Article is based on feedback provided by one of Altinity clients.

CatBoost:

It uses gradient boosting - a hard to use technique which can outperform neural networks. Gradient boosting is powerful but it’s easy to shoot yourself in the foot using it.
The documentation on how to use it is quite lacking. The only good source of information on how to properly configure a model to yield good results is this video: https://www.youtube.com/watch?v=usdEWSDisS0 . We had to dig around GitHub issues to find out how to make it work with ClickHouse.
CatBoost is fast. Other libraries will take ~5X to ~10X as long to do what CatBoost does.
CatBoost will do preprocessing out of the box (fills nulls, apply standard scaling, encodes strings as numbers).
CatBoost has all functions you’d need (metrics, plotters, feature importance)

It makes sense to split what CatBoost does into 2 parts:

preprocessing (fills nulls, apply standard scaling, encodes strings as numbers)
number crunching (convert preprocessed numbers to another number - ex: revenue of impression)

Compared to Fast.ai, CatBoost pre-processing is as simple to use and produces results that can be as good as Fast.ai.

The number crunching part of Fast.ai is no-config. For CatBoost you need to configure it, a lot.

CatBoost won’t simplify or hide any complexity of the process. So you need to know data science terms and what it does (ex: if your model is underfitting you can use a smaller l2_reg parameter in the model constructor).

In the end both Fast.ai and CatBoost can yield comparable results.
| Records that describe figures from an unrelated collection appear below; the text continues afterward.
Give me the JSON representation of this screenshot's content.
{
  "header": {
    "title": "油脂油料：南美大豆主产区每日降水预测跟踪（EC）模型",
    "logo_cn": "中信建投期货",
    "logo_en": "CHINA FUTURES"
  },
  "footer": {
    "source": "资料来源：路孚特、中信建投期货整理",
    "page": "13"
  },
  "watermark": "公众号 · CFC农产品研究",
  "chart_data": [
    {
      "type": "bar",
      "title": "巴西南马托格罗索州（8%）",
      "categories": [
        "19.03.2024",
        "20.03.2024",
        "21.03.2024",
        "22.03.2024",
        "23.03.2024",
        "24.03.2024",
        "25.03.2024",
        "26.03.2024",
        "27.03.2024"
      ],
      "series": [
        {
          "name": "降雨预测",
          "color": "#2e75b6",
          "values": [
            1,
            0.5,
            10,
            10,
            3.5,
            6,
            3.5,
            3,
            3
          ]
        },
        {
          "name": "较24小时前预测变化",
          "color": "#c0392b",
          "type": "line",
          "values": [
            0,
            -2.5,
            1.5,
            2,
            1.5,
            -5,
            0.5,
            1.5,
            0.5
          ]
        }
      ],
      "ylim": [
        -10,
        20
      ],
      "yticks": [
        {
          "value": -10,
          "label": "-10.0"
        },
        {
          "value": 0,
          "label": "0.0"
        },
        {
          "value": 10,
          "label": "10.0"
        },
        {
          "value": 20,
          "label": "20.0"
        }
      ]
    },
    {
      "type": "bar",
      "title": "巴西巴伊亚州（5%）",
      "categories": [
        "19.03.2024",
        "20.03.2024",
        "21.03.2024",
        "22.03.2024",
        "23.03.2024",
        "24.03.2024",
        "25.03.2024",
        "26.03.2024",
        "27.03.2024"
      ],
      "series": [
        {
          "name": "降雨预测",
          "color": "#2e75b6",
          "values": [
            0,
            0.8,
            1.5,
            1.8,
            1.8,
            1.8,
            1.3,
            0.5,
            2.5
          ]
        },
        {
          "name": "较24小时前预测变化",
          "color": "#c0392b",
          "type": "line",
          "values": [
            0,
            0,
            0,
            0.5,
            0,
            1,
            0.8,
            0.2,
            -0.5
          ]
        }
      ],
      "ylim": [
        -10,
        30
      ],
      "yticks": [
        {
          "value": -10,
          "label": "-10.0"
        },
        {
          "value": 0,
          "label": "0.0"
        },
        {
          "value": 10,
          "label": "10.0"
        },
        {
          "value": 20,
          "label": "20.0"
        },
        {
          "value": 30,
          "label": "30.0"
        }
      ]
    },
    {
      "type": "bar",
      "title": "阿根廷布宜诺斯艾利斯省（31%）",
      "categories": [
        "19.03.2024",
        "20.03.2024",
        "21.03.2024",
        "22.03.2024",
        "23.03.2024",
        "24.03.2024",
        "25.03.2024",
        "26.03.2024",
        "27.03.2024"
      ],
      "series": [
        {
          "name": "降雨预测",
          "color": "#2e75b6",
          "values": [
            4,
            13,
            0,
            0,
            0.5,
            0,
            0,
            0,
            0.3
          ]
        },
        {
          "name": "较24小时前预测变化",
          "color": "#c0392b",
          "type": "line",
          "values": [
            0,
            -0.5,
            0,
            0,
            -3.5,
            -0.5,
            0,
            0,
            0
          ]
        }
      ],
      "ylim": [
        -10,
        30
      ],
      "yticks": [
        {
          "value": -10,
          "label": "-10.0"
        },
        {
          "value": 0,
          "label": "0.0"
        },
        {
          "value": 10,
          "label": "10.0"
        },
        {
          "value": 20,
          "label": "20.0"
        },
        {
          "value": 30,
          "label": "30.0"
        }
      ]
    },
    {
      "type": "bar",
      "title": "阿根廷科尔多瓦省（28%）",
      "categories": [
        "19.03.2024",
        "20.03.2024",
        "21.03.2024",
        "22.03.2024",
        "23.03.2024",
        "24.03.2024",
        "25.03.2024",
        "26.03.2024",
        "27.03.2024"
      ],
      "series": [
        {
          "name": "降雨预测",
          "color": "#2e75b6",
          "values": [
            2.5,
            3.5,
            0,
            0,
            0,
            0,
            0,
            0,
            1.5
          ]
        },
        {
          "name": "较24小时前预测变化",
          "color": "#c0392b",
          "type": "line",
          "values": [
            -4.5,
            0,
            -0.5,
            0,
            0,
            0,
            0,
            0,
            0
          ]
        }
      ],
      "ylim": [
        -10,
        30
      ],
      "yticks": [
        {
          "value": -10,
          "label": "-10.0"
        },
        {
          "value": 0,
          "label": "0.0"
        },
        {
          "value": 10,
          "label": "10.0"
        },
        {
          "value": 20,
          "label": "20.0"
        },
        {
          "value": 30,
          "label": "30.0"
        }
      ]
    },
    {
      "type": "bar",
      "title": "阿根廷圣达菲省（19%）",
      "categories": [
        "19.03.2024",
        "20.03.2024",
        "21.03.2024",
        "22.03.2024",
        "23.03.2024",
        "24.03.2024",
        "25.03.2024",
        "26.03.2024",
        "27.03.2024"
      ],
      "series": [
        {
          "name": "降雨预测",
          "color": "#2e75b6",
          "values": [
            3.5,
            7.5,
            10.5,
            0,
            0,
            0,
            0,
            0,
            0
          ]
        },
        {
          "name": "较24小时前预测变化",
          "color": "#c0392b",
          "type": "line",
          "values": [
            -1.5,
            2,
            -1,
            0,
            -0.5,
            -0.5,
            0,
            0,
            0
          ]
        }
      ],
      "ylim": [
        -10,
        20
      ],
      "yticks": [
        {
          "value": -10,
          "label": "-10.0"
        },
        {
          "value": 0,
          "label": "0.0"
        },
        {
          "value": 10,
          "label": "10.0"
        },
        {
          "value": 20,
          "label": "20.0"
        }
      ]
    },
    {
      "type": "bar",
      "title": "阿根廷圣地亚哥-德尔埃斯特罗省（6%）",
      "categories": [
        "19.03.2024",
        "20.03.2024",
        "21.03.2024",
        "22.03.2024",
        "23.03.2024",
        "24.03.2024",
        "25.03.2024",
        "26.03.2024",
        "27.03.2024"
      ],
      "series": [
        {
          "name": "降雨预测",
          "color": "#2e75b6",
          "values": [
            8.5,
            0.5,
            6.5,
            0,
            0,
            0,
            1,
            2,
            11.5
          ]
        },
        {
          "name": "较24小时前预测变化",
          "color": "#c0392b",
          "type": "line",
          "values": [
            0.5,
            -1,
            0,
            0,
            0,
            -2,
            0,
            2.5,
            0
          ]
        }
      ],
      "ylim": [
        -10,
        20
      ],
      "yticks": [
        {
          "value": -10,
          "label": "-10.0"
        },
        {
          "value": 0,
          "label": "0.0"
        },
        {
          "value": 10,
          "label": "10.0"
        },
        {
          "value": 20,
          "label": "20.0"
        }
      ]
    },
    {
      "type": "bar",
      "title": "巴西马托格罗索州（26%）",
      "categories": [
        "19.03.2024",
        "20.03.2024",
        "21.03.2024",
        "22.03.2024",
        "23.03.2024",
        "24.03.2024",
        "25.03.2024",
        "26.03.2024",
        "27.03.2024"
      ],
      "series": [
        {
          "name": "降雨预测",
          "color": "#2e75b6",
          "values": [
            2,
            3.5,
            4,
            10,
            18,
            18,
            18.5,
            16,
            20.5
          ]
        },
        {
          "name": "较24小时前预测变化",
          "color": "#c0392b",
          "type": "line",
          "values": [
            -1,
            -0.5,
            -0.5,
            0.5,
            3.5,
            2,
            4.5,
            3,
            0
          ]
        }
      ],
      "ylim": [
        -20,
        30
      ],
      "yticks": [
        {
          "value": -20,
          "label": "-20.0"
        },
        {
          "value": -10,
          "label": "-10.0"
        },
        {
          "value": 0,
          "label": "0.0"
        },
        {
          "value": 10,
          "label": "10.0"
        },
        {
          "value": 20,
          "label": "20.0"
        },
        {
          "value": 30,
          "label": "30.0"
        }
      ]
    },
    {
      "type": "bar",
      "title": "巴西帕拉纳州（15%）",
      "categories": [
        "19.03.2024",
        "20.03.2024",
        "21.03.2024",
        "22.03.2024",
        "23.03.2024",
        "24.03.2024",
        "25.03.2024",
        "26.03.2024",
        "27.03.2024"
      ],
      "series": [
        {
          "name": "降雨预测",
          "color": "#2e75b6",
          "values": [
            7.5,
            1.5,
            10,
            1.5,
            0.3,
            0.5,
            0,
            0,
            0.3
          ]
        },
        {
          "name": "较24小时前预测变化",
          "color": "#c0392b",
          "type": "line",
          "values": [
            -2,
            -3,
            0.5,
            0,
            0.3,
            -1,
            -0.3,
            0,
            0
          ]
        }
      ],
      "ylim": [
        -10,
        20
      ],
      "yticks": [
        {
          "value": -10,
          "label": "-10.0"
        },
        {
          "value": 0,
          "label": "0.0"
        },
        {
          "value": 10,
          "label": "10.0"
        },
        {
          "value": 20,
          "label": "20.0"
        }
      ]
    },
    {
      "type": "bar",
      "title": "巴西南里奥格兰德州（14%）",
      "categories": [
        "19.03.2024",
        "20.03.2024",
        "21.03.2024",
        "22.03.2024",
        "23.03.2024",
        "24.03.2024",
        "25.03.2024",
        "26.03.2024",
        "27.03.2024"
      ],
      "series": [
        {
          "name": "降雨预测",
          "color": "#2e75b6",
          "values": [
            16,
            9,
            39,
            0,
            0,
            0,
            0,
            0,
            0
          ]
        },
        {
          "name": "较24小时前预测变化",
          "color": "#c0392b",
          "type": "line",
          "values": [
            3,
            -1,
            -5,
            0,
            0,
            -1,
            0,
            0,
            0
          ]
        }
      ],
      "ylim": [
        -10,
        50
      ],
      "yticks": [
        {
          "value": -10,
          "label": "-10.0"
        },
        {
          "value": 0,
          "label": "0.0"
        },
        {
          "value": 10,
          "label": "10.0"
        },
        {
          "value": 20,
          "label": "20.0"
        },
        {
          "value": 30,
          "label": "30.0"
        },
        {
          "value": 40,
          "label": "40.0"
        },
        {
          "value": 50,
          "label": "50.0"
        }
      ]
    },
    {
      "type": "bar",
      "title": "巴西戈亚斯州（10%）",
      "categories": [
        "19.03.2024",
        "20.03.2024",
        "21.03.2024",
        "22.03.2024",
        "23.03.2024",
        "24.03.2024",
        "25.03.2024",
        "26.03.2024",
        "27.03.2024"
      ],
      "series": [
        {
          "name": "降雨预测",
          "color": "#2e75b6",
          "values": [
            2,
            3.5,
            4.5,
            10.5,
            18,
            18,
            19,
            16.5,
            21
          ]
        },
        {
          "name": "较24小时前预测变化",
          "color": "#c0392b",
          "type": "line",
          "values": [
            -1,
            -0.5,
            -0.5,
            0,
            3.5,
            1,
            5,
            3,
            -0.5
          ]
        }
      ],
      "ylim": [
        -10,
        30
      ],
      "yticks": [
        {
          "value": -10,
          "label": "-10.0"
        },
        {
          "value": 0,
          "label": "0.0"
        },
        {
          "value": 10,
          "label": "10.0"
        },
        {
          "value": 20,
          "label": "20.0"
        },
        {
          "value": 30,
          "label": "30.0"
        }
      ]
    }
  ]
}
Regarding deploying models, CatBoost is really good. The model runs fast, it has a simple binary format which can be loaded in ClickHouse, C, or Python and it will encapsulate pre-processing with the binary file. Deploying Fast.ai models at scale/speed is impossible out of the box (we have our custom solution to do it which is not simple).

TLDR: CatBoost is fast, produces awesome models, is super easy to deploy and it’s easy to use/train (after becoming familiar with it despite the bad documentation & if you know data science terms).

Regarding MindsDB

The project seems to be a good idea but it’s too young. I was using the GUI version and I’ve encountered some bugs, and none of those bugs have a good error message.

It won’t show data in preview.
The “download” button won’t work.
It’s trying to create and drop tables in ClickHouse without me asking it to.
Other than bugs:
- It will only use 1 core to do everything (training, analysis, download).
- Analysis will only run with a very small subset of data, if I use something like 1M rows it never finishes.
Training a model on 100k rows took 25 minutes - (CatBoost takes 90s to train with 1M rows)
The model trained on MindsDB is way worse. It had r-squared of 0.46 (CatBoost=0.58)
To me it seems that they are a plugin which connects ClickHouse to MySQL to run the model in Pytorch.
It’s too complex and hard to debug and understand. The resulting model is not good enough.
TLDR: Easy to use (if bugs are ignored), too slow to train & produces a bad model.

Last modified 2021.08.12: General corrections and updates. (876b7b6)